Z budynku Komendy Wojewódzkiej Policji w Białymstoku zdjęto w czwartek tablicę, która od 1990 roku upamiętniała policjantów i milicjantów poległych w walce "o wolność ojczyzny i narodu". Jej treść zakwestionował IPN.
To ostatnia taka tablica zdjęta z obiektów polskiej policji - powiedział wiceminister spraw wewnętrznych i administracji Jarosław Zieliński, który był obecny przy demontażu tablicy. Dodał, że w sumie z obiektów policji zdjęto 31 tablic.
Instytut Pamięci Narodowej wydał swoją opinię na wniosek policji; opowiedział się za usunięciem tablicy, której napis głosił: "W hołdzie policjantom i milicjantom poległym w walce o wolność ojczyzny i narodu".
Piotr Łapiński z oddziału IPN w Białymstoku powiedział dziennikarzom, że - choć tablica została zainstalowana w 1990 roku - jej treść była niezgodna z prawdą historyczną, a sam napis - "bardzo enigmatyczny". Jak wyjaśnił, napis mówi o anonimowych policjantach i milicjantach "poległych nie wiadomo kiedy, nie wiadomo gdzie, w walce o wartości, które każdy sam mógłby sobie dopasować".
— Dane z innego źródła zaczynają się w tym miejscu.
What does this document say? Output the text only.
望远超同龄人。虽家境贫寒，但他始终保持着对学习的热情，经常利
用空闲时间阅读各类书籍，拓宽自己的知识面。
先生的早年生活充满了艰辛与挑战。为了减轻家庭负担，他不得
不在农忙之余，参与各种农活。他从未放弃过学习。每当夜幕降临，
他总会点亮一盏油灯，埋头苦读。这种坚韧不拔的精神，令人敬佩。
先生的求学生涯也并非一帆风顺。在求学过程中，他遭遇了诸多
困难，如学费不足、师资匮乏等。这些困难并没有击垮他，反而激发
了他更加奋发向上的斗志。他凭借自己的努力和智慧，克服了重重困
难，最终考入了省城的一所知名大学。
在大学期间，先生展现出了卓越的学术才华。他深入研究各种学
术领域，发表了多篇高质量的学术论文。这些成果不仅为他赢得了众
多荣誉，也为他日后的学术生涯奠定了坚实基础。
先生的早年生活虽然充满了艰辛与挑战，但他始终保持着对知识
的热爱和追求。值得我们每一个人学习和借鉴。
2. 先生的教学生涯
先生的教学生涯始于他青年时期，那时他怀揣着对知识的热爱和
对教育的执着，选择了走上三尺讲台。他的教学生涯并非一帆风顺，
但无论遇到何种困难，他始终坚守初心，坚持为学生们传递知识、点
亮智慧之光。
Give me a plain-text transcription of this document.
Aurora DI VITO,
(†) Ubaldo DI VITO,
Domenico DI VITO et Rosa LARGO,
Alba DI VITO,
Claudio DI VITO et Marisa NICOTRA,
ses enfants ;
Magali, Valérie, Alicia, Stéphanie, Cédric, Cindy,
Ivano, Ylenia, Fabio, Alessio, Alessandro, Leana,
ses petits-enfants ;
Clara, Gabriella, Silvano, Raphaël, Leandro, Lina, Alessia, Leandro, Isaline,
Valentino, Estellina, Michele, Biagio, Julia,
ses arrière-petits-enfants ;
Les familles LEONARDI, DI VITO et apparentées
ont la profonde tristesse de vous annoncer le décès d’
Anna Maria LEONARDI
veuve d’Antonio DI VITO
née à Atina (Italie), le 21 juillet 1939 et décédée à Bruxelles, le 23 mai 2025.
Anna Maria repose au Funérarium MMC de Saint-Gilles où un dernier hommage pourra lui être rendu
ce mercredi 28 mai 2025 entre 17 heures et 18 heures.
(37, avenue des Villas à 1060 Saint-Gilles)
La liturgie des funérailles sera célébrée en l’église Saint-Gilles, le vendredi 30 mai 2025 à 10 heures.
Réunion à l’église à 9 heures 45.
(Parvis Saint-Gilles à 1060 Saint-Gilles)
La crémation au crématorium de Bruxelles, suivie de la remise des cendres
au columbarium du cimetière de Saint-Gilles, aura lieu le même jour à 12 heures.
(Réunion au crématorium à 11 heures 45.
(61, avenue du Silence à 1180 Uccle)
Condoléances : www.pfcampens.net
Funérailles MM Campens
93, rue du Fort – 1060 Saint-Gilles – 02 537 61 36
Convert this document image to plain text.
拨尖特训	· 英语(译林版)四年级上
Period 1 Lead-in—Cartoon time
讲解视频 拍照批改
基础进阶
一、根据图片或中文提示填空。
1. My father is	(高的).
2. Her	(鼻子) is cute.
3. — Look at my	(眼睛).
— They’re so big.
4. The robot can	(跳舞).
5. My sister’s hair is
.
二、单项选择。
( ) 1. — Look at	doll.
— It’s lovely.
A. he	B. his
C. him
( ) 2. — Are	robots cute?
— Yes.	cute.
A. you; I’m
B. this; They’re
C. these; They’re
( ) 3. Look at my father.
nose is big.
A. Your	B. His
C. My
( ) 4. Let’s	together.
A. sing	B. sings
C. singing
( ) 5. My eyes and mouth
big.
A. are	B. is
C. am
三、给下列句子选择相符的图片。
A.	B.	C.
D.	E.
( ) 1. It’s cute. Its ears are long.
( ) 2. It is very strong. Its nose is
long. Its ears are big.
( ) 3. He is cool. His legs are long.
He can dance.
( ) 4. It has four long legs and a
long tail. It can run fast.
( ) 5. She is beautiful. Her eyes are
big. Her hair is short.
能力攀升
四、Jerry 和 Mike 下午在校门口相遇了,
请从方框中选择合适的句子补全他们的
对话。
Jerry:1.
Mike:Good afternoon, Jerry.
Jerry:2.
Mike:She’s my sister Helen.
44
Przypomniał, że po odzyskaniu przez Polskę niepodległości funkcjonowało kilka formacji o charakterze policyjnym, które nosiły różne nazwy, a na tablicy brakowało konkretnego wskazania.
"IPN nie jest przeciwny upamiętnianiu osób, formacji, zdarzeń, miejsc, które są związane z odzyskaniem niepodległego bytu państwa polskiego. Ale nie godzimy się na coś takiego, że mają być uhonorowani, mają zaistnieć w przestrzeni publicznej, funkcjonariusze komunistycznego aparatu represji, a była nim niewątpliwie Milicja Obywatelska w latach 1944-1990" - mówił Łapiński.
Kiedy kamienną tablicę zdjęto ze ściany komendy, okazało się, że na odwrotnej stronie ma inny napis: "Poległym w walce o utrwalenie władzy ludowej na Białostocczyźnie funkcjonariuszom Milicji Obywatelskiej i Służby Bezpieczeństwa - cześć ich pamięci. W XXV rocznicę PRL. Społeczeństwo Białostocczyzny. Białystok 1969". Zieliński mówił, że w ostatnim czasie analizowano to znalezisko; przypomniał, że tablica miała być zdjęta oficjalnie wcześniej, ale termin przesunięto.
"Takie symbole funkcjonowały i jeszcze funkcjonują wciąż, chociaż w coraz mniejszym wymiarze, w wielu miejscach naszej przestrzeni publicznej. Dokonują się zmiany, ale dokonują się późno i wciąż wolno" - mówił wiceszef MSWiA.
Dodał, że dla policji, przynajmniej w wymiarze symbolicznym, "kończy się pewna epoka". "Bo ta tablica jest ostatnią z rozpoznanych, zidentyfikowanych tablic tego typu, które są usuwane z gmachów, z obiektów polskiej policji" - mówił Zieliński. Poinformował, że razem z tą ze ściany białostockiej komendy, było ich 31.
Odnosząc się do napisów na odwrotnej stronie tablicy i faktu, iż z nową inskrypcją ta sama tablica zawisła ponownie, Zieliński mówił, że widzi w tym "coś symbolicznego". "W znacznej mierze III RP była takim, w wielu wymiarach, odwróconym na drugą stronę ubraniem. Trochę wyretuszowanym, ale w znacznej mierze czymś, co było kontynuacją tamtej epoki, epoki PRL" - dodał.
Tablicę przejmie IPN. Jej miejsca raczej nie zajmie inna, choć ostateczna decyzja nie zapadła. Komendant wojewódzki policji w Białymstoku Daniel Kołnierowicz mówił dziennikarzom, że być może takie miejsce upamiętnienia policjantów - jak to ujął - "tych, którzy faktycznie oddali życie za Polskę" - uda się znaleźć nie na budynku, ale na placu przed komendą, który będzie reorganizowany.